When an employer reserves the right to modify or amend a sales commission plan it create a dangerous conflict of interest with the sales person.  This is especially true where the employer believes it has the ability to unilaterally modify the terms of the agreement even after the employee has already performed his end of the bargain.  

In McClaskey v. California State Automobile Association, the California Appellate Court has clarified that under certain conditions a commission contract may become "vested" so that its benefits cannot be unilaterally reduced.   

The California State Automobile Association (CSAA), promised McClaskey and other insurance salesmen that if they had worked for the company for at least 15 years their minimum sales quotas would be reduced by 15% when they reached age 55.  After each of the plaintiffs had met the conditions for this "relaxed commission" benefit, the employer decided to rescind it.  Each of the plaintiffs was subsequently fired for either failing to meet the regular quota or for refusing to sign a new contract that waived this provision.

First, the Court rejected the employer's theory that it could not be required to honor its promise forever and must therefore be allowed to rescind it so long as the policy had been in effect for a "reasonable time."  Assuming arguendo that this theory was valid in the first place, the Court held that the "reasonableness" of any time limit for modification must be judged from the perspective of whether the employee has had time to receive a fair exchange in return for his performance.

Determining what constituted a reasonable time under the circumstances would seem to require consideration of the facts we have already noted, i.e., that the benefit is readily understood as a way to ease plaintiffs into retirement, that plaintiffs had in fact devoted their careers to CSAA's service in anticipation of the benefit, and that CSAA had therefore received everything it bargained for while yielding nothing whatever in return.  So understood, it would seem patently unreasonable to refuse the promised benefit when CSAA did.     

Next, the Court rejected the argument that an employer has carte blanche to do anything it likes merely because the employment relationship is generally terminable "at-will."

It may indeed be true, and can in any event be assumed for present purposes, that the employment was “at will” in the sense that CSAA was generally entitled to discharge plaintiffs without having to establish good cause to do so. It does not follow, however, that it could discharge them-as it explicitly did-for failing to meet production quotas after they had qualified for the promised reductions, or for refusing to relinquish the right to those reductions. The governing question is not CSAA's general power to discharge plaintiffs without cause, but its power to discharge them, as it expressly did, for a reason it had promised not to use as a basis for their discharge.

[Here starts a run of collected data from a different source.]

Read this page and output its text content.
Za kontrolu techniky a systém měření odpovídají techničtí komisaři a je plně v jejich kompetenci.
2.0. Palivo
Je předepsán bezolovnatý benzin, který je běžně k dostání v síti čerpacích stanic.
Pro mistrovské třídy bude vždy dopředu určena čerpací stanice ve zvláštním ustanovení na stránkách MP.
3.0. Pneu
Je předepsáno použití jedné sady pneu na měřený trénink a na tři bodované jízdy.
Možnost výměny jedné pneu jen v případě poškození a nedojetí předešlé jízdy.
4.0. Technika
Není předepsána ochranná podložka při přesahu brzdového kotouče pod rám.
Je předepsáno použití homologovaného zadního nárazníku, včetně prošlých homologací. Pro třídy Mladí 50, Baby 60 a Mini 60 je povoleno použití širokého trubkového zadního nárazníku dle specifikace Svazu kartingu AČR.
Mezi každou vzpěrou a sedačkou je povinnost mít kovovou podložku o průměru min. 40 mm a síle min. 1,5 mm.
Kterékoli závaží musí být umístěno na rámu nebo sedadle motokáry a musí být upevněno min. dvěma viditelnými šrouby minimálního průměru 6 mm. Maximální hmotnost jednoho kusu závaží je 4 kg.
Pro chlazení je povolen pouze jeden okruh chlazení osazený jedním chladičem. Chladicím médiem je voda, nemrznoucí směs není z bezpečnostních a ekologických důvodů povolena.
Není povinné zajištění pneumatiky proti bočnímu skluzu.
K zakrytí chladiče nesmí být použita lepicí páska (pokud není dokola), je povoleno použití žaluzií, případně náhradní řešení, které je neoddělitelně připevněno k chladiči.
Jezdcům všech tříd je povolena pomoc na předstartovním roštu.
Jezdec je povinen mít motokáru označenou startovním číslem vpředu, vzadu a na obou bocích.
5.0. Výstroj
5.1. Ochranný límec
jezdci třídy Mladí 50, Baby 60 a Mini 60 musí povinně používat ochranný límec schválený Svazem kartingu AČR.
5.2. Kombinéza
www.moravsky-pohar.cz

Finally, the Court rejected the employer's ability to rely on the standard commission plan language under which the employer reserved a right to "modify" the plan at its sole discretion whenever it wanted. 

[T]he reserved power to modify the compensation plan does not pose an insuperable barrier to plaintiffs recovery because it can easily be understood as qualified by the obligation to honor the promise of reduced [quotas] as to those representatives who had qualified for it-i.e., earned it-while it was still in effect.

Taken together, these holdings are a major victory for the rights of commissioned employees.  Indeed, the McClaskey Court rejected the most common contract arguments offered by unscrupulous employers who might otherwise be tempted to evade their promises to pay commissions even after their employees have performed every condition asked of them.